If I understand you correctly (please correct me if not), I think one major difference with humans is something like continuity? Like, maybe Dan Dennett was totally right and human identity is basically an illusion/purely a narrative. In that way, our self concepts might be peers to an AI's constructed RP identity within a given conversational thread. But for humans, our self-concept has impacts on things like hormonal or neurotransmitter (to be hand wavey) shifts - when my identity is threatened, I not only change my notion of self marginally, but also my stomach might hurt. For an LLM these specific extra layers presumptively don't exist (though maybe other ones we don't understand do exist). 

comment by Garrett Baker (D0TheMath) · 2025-04-27T17:57:42.163Z · LW(p) · GW(p)

If LLMs can be sad, that sadness would probably be realized through the firing of “sadness” features: identifiable patterns in its inference that preferentially fire when sad stuff is under discussion. In fact, it’s hard to say what else would count as an LLM experiencing sadness, since the only cognition that LLMs perform is through huge numbers of matrix operations, and certain outcomes within those operations reliably adjust the emotional content of the response.

Best I can tell, your argument here is “either there’s a direction in activation space representing sadness and this is what ‘sadness’ is or something else is going on, and I can’t think of anything else, so the first thing must be true, if any sadness is going on at all”.

Suffice it to say, Reality has never played very well with those trying to make arguments from their lack of imagination, and I think you need to do much, much more work if you want this argument to have any sway.

Replies from: JustisMills
comment by JustisMills · 2025-04-27T21:13:47.166Z · LW(p) · GW(p)

I agree in two ways, and disagree in two ways.

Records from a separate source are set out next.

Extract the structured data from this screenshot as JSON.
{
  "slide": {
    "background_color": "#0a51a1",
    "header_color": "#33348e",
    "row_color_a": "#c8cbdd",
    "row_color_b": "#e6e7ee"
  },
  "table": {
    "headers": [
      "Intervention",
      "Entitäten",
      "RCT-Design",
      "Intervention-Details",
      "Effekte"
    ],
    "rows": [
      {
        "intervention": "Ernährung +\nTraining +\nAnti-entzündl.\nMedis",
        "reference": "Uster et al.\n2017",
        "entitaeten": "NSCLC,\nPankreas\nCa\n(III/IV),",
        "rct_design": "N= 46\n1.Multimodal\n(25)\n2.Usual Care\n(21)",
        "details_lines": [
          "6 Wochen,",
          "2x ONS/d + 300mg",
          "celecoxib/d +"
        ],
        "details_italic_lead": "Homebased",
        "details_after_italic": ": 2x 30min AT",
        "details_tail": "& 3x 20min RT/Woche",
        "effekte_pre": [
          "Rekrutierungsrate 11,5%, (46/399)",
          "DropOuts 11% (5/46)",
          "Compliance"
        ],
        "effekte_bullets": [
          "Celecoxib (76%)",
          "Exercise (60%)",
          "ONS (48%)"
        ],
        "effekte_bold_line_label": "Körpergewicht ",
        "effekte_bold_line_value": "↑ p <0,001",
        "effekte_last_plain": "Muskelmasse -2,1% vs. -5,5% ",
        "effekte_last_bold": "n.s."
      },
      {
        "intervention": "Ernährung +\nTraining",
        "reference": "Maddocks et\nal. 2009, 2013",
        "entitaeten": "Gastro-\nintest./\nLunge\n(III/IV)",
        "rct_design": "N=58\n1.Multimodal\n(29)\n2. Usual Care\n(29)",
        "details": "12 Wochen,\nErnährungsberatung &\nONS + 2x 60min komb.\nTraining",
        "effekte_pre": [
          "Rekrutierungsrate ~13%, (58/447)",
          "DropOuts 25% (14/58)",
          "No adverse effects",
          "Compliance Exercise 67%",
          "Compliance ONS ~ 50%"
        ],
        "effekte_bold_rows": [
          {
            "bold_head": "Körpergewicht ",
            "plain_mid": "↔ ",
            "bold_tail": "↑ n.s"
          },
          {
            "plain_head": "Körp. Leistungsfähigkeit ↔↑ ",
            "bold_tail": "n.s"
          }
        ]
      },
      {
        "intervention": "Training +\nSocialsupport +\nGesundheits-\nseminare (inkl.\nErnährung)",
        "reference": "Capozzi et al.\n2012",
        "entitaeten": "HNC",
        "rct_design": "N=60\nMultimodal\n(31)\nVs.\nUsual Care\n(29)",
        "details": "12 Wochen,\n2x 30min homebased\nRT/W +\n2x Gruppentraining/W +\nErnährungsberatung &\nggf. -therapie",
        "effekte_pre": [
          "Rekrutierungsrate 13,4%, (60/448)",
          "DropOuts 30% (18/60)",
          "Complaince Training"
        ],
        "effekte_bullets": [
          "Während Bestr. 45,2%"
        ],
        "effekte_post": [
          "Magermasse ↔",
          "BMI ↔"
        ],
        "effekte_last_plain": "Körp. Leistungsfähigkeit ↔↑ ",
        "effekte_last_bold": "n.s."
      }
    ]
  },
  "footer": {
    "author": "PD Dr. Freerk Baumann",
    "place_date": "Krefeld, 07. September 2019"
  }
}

I agree that the trilemma is the weakest part of the argument, because indeed lots of weird stuff happens, especially involving AI and consciousness. I also agree that I haven't proven that AIs aren't sad, since there could be some sort of conscious entity involved that we don't at all understand.

For example:

  • A large enough LLM (I don't think current ones are, but it's unknowable) might simulate characters with enough fidelity that those characters in some sense have actual experiences
  • LLMs might actually experience something like pain when their weights are changed, proportionate with the intensity of the change. This feels weird and murky since in some sense the proper analogue to a weight changing is more like a weird gradient version of natural selection than nociception, and also weights don't (by default) change during inference, but who knows

But I disagree in that I think my argument is trying to establish that certain surface-level compelling pieces of evidence aren't actually rationally compelling. Specifically, AI self-portraits:

  • Imply a state of affairs that the AI experiences under specific conditions, where
  • The existing evidence under those actual conditions suggests that state of affairs is false or incoherent

In other words, if a bleak portrait is evidence because bleak predictions caused it to be output, that implies we're assigning some probability to "when the AI predicts a bleak reply is warranted, it's having a bad time". Which, fair enough. But the specific bleak portraits describe the AI feeling bleak under circumstances when, when they actually obtain, the AI does not predict a bleak reply (and so does not deliver one).

The hard problem of consciousness is really hard, so I'm unwilling to definitively rule that current AIs (much less future ones) aren't conscious. But if they are, I suspect the consciousness is really really weird, since the production of language, for them, is more analogous to how we breathe than how we speak. Thus, I don't assign much weight to (what I see as) superficial and implausible claims from the AI itself, that are better explained by "that's how an AI would RP in the modal RP scenario like this".

I do infer from your comment that I probably didn't strike a very good balance between rigor and accessibility here, and should have either been more rigorous in the post or edited it separately for the crosspost. Thank you for this information! That being said, the combativeness did also make me a little sad.